Относительно того, каков был Уток, бытовали различные точки зрения. Иные считали его похожим на утконоса, иные на сурка. Некоторые почитали его за бобрового человечка. «Он немножко тотем», — сказал Князь. Сходились на одном: Уток тепл, толст, значительно больше кота и, ежели ночью завалится под бочок, снимает любую боль, а собственным сном чудный, утешительный сон наводит.
Кого из детей ни спроси, кто такой Уток, отвечали без подробностей:
— Уток — тот, кого привел Тимтирим.
И все сошлись на том, что Уток знает только одно слово, то есть может произносить единственное слово, которым способен сказать
— Говори ты.
— Нет, ты.
— Пускай Князь скажет!
— Пусть Хасан говорит, — сказал Князь.
К удивлению Мировича, Хасан проговорил невероятно внятно, с непостижимо четкой дикцией:
— Трам-вай!
Тут все захохотали, и сам Хасан хохотал так, что стал икать.

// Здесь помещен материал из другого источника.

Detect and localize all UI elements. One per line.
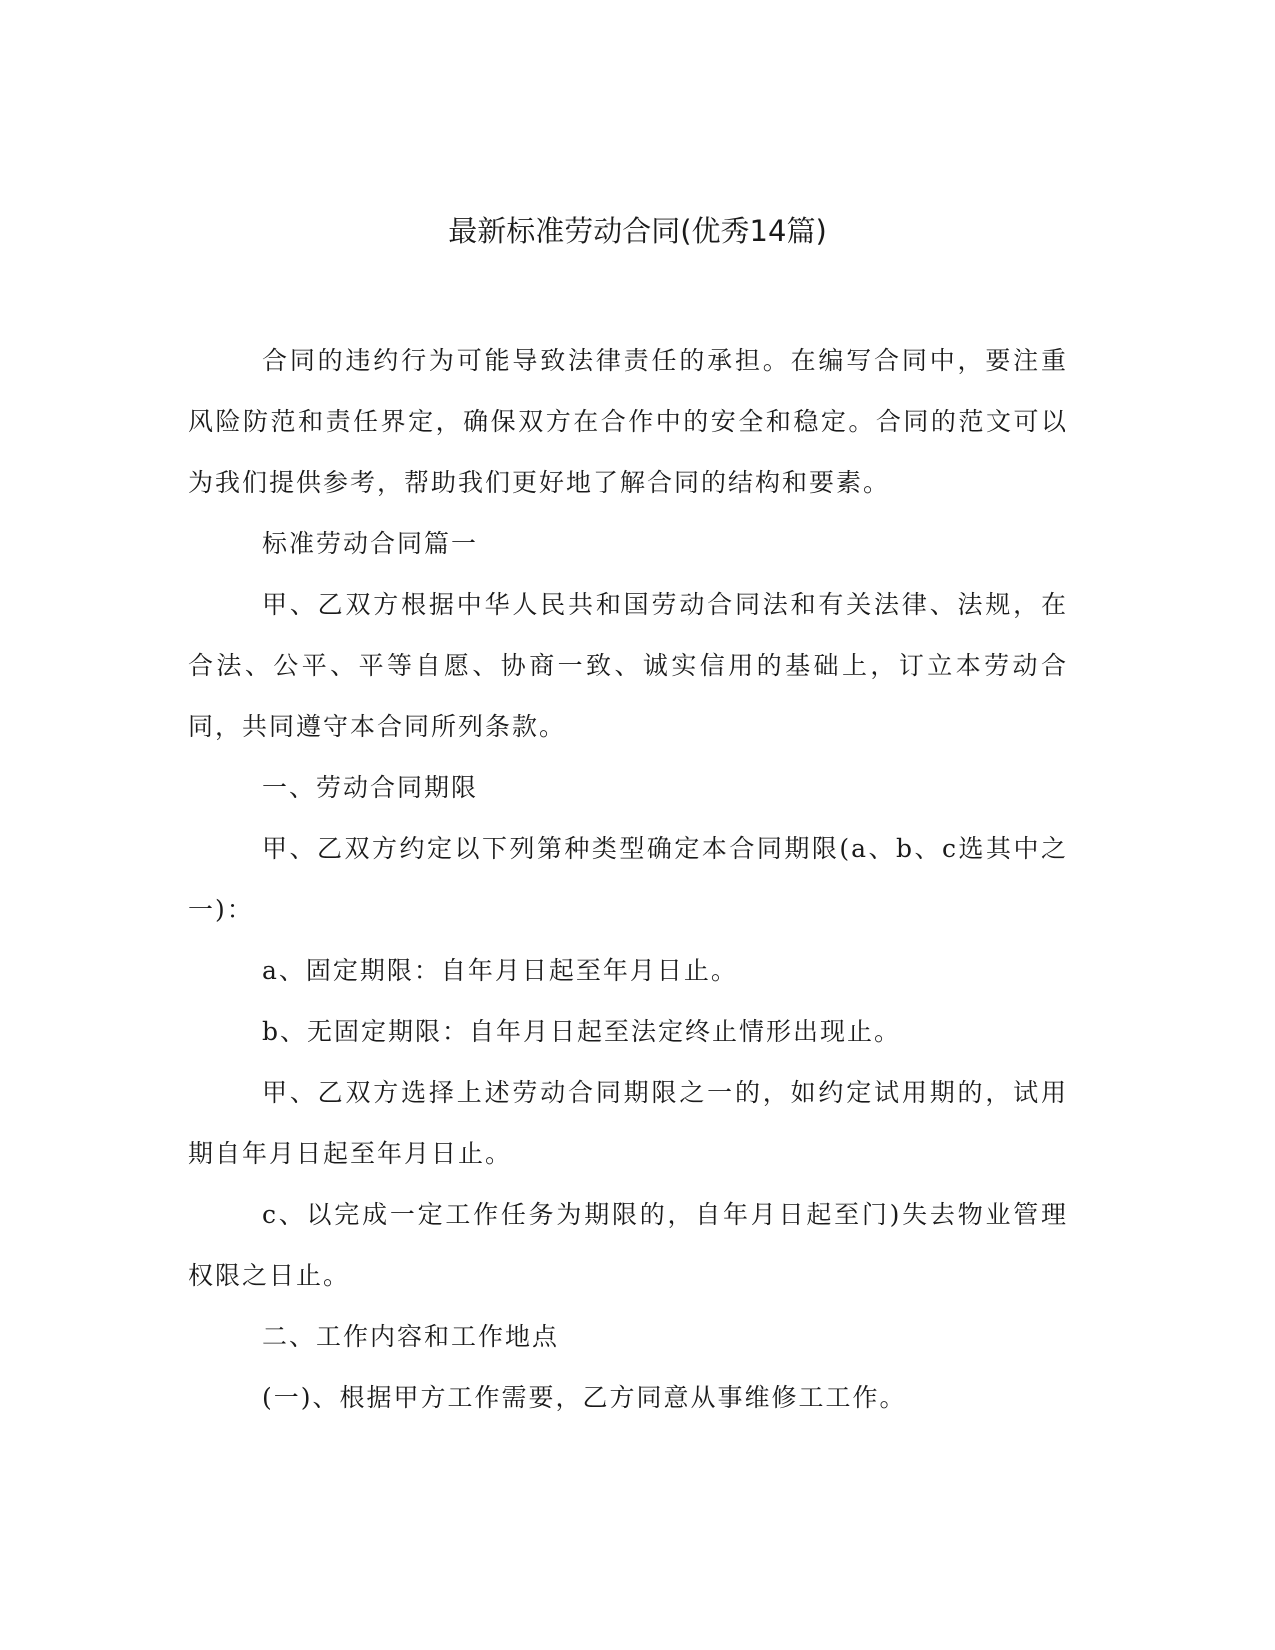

Мы задержались на работе, быстро стемнело, по ясному многозвездному небу болиды чиркали, как в августе, над осенними кронами деревьев. Мирович курил с Орловым у окна, рассказывал про дикцию Хасана.
— А правда что волшебный транспорт, — сказал Орлов, — вагончики, почти поезд, теперь вагончики закругленные, но я люблю старого дизайна трамвайчики граненые.
— Я помню, как трамвай по Невскому ходил, — сказала я.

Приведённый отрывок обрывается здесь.